Cultured spinal cord networks grown on microelectrode arrays display complex patterns of spontaneous burst and spike activity. During disinhibition with bicuculline and strychnine, synchronized burst patterns routinely emerge. However, the variability of both intra- and interculture burst periods and durations are typically large under these conditions. As a further step in simplification of synaptic interactions, we blocked excitatory AMPA synapses with 2,3-dioxo-6-nitro-1,2,3,4-tetrahydrobenzoquinoxaline-7-sulphonamide (NBQX), resulting in network activity mediated through the N-methyl-D-aspartate (NMDA) receptor (NMDA(ONLY)). This activity was APV sensitive. The oscillation under NMDA(ONLY) conditions at 37 degrees C was characterized by a period of 2.9 +/- 0.3 s (16 separate cultures). More than 98% of all neurons recorded participated in this highly rhythmic activity.
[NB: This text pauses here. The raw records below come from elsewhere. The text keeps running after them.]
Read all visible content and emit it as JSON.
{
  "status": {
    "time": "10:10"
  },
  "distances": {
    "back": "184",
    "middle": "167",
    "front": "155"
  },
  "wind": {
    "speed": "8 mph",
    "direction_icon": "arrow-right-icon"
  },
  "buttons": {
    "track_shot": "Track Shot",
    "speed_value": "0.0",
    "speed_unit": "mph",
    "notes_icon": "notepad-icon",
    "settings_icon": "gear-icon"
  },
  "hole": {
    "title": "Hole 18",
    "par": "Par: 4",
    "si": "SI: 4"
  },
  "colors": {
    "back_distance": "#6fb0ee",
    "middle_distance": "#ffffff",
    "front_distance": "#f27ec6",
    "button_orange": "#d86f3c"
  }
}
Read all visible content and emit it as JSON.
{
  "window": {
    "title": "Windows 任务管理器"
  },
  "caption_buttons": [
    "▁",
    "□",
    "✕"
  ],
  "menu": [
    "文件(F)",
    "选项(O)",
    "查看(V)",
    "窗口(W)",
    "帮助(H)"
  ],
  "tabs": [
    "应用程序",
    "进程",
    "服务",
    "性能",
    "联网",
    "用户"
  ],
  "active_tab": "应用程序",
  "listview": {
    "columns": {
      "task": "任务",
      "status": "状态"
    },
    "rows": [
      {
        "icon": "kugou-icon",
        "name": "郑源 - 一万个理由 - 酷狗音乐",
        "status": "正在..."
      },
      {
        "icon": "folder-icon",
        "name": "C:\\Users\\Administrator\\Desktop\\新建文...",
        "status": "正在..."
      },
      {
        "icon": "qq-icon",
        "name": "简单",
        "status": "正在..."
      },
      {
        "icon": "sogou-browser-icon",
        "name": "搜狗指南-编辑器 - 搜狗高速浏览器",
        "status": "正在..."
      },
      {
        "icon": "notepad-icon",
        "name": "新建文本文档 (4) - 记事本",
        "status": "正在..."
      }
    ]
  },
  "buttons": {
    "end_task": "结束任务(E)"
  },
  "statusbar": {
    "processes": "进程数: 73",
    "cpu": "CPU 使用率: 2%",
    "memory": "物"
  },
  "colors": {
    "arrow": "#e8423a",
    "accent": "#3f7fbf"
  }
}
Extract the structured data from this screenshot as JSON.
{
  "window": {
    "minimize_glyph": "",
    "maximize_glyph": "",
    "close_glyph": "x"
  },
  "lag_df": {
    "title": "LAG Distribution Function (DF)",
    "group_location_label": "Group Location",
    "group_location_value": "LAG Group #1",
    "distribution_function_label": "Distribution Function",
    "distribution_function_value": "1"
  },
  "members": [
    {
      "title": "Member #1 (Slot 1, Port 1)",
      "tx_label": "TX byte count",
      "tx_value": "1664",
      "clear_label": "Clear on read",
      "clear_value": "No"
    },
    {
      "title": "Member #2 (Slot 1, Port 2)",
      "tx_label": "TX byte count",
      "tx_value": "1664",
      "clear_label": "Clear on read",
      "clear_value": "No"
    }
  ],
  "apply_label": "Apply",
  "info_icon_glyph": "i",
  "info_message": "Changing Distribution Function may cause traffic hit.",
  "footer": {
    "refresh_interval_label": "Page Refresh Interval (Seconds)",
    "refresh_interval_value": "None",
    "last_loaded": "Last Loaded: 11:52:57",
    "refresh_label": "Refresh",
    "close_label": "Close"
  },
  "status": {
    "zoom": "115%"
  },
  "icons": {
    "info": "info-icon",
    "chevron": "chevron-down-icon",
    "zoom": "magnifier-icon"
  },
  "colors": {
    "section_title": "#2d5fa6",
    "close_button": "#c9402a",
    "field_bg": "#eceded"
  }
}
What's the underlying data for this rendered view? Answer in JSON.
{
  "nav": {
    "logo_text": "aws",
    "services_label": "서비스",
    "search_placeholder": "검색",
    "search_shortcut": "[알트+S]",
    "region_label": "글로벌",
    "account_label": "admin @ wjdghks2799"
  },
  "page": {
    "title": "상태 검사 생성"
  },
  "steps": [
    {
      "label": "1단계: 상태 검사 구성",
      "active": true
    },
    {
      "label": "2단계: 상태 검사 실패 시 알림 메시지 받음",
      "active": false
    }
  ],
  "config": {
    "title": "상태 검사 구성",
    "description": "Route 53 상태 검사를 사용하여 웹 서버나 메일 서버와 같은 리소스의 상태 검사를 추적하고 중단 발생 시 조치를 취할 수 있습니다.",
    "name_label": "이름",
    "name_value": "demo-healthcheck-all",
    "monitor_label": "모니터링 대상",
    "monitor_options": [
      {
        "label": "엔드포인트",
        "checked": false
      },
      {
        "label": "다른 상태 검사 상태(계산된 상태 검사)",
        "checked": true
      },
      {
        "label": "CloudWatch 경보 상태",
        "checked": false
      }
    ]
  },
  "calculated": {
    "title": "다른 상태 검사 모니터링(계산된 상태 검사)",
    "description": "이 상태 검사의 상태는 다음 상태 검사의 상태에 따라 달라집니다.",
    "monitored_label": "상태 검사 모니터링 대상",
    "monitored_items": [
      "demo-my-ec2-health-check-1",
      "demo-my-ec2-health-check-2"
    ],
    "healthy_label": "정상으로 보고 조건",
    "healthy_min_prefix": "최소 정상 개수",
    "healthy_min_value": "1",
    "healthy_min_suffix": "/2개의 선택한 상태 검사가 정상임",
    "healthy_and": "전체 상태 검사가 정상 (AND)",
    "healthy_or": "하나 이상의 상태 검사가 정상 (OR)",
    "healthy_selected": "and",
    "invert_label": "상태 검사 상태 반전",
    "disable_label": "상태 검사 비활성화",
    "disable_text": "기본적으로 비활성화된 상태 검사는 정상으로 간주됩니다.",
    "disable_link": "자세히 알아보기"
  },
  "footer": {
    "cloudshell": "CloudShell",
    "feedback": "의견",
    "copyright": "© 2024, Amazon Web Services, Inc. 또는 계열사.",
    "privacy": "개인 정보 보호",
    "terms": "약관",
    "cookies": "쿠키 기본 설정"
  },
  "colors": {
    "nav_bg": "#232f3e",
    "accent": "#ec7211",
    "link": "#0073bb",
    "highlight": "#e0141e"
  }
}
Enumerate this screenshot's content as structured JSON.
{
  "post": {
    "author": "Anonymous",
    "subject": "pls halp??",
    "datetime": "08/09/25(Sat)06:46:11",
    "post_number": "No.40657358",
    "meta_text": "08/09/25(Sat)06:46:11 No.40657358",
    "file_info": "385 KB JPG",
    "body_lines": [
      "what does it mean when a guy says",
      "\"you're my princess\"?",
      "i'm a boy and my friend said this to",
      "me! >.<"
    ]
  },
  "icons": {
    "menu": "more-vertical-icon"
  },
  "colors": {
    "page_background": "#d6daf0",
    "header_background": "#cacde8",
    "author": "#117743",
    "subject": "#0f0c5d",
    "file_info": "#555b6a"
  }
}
The temporal coefficients of variation, reflecting the rhythmic nature of the oscillation, were 3.7, 4.7, and 4.9% for burst rate, burst duration, and interburst interval, respectively [mean coefficients of variation (CVs) for 16 cultures]. The oscillation persisted for at least 12 h without change (maximum observation time). Once established, it was not perturbed by agents that block mGlu receptors, GABA(B) receptors, cholinergic receptors, purinergic receptors, tachykinin receptors, serotonin (5-HT) receptors, dopamine receptors, electrical synapses, burst afterhyperpolarization, NMDA receptor desensitization, or the hyperpolarization-activated current. However, the oscillation was destroyed by bath application of NMDA (20-50 microM). These results suggest a presynaptic mechanism underlying this periodic rhythm that is solely dependent on the NMDA synapse. When the AMPA/kainate synapse was the sole driving force (n = 6), the resulting burst patterns showed much higher variability and did not develop the highly periodic, synchronized nature of the NMDA(ONLY) activity. Network size or age did not appear to influence the reliability of expression of the NMDA(ONLY) activity pattern. For this reason, we suggest that the NMDA(ONLY) condition unmasks a fundamental rhythmogenic mechanism of possible functional importance during periods of NMDA receptor-dominated activity, such as embryonic and early postnatal development.